In the lush green gardens of Eliud Kipchoge’s training retreat in the Kenyan highlands, the greatest distance runner of all time is describing the dusty beginnings to his sparkling career.
Growing up, running for Kipchoge was functional. Schoolchildren in Kenya often run long distances without thinking anything about it, and he would run to school and back every day, also repeating the journey at lunch.
“You don’t know you are running because it is a must,” says Kipchoge.
But in 2002 at the age of 18 his life was changed forever when his now-coach Patrick Sang offered him a training plan to channel his obvious talent. The only problem? He didn’t have a pen.
“I just got a stick and wrote the plan for 10 days down on my arm,” Kipchoge says. “Then I just crammed it in my head, rushed home and got a pen and paper to write down what he had told me while it was fresh in my mind.”
Eighteen years later, Kipchoge – now 35 and a multi-millionaire thanks to his incredible athletic success, the first person to run the marathon distance in under two hours – has unsurprisingly long since replaced the stick and arm method with a training journal.
But many things have remained the same. The life Kipchoge lives is a simple one, as free from distractions as possible. The setting is the remote Kenyan village of Kaptagat.
Short presentational grey line
The first thing that strikes you is the quiet.
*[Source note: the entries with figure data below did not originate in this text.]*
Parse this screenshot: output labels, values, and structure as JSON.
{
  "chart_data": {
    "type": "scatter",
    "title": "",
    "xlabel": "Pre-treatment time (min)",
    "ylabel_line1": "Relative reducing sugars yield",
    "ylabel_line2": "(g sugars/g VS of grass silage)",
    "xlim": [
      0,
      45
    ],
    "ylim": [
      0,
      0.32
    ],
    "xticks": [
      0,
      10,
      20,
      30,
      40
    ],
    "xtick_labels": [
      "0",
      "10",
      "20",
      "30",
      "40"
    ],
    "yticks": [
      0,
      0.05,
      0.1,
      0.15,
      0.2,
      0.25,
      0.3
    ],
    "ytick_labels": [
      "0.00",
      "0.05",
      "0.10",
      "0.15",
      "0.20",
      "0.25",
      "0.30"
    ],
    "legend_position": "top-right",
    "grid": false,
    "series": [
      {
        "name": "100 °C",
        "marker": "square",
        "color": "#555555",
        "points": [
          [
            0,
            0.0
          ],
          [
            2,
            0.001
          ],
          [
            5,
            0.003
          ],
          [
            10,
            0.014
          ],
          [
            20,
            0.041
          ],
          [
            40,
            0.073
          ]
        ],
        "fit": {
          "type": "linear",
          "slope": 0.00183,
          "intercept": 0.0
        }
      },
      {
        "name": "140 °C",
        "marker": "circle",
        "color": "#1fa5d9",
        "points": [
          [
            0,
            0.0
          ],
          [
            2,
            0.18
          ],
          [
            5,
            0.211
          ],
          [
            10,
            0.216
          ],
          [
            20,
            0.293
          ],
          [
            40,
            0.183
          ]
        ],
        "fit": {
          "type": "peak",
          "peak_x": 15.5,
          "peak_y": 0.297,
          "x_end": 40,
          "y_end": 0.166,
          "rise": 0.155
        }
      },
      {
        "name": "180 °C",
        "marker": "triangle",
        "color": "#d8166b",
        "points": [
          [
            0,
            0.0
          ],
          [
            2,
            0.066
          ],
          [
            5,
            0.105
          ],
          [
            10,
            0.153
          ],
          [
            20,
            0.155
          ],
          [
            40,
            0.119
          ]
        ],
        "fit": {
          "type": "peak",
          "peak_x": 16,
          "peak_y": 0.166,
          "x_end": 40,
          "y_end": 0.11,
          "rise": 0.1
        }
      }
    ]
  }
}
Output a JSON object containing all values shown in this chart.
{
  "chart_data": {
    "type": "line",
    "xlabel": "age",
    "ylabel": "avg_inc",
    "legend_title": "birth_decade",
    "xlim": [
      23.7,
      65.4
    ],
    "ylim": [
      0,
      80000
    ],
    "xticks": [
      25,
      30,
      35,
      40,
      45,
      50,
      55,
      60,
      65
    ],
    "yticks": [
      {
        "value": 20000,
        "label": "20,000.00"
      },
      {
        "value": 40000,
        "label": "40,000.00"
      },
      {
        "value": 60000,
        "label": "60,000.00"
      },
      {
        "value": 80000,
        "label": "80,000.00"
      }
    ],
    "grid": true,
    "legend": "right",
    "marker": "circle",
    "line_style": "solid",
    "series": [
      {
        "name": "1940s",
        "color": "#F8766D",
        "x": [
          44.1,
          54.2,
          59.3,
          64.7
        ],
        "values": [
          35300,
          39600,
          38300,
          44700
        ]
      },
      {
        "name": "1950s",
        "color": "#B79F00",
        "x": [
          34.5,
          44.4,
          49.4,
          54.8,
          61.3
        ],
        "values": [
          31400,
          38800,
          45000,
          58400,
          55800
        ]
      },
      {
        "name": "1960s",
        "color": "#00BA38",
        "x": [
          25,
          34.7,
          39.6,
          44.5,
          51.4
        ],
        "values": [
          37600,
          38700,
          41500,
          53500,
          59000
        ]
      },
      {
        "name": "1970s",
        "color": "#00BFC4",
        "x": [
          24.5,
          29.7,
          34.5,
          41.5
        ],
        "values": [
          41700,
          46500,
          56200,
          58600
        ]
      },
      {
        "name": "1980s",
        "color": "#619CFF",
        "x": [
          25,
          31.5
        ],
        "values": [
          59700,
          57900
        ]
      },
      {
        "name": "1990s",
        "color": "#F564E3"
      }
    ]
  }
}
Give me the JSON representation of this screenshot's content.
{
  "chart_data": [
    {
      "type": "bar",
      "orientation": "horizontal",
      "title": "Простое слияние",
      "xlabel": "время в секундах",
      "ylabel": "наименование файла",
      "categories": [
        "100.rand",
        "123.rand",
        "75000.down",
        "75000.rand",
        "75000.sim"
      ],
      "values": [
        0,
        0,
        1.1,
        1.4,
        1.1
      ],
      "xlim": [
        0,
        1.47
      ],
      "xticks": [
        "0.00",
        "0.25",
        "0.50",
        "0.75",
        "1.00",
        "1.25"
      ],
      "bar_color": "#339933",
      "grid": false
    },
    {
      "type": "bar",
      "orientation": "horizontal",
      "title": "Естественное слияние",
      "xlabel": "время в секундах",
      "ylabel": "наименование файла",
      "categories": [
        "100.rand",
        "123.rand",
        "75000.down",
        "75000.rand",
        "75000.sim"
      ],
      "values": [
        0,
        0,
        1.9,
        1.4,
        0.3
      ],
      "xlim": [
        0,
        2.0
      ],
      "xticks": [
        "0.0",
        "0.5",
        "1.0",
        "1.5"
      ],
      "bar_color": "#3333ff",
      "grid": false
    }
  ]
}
It’s taken a 24-hour journey from the UK, with three plane rides and multiple taxis, to reach Kipchoge’s camp. We’re a long way from the hustle and bustle of city life.
The bright orange dust roads that surround the camp are bumpy and rutted. But inside the gates, the grass is lush, green and smooth. A host of people mill around – at any given time up to 30 athletes live and train here – but the atmosphere is slow and tranquil.
If it weren’t for the rows and rows of £200 Nike Vaporfly shoes on racks outside the two dormitories (one for men, one for women) you could be forgiven for thinking you were in a Buddhist retreat.
Kipchoge’s weekly routine is certainly monastic. From Monday to Saturday every week, running is a religion. Despite his wife and three children being only a short drive away in the family home, Kipchoge chooses to spend the week in a basic room in the dormitories here. There is one nod to his celebrity status – he has his own room while everyone else shares. But other than that life is spartan.
“Our life here is simple, very simple,” he says. “Get up in the morning, go for a run, come back. If it is a day for cleaning, we do the cleaning, or we just relax. Then go for lunch, massage, the 4 o’clock run, evening tea, relax, go to sleep. As simple as that.”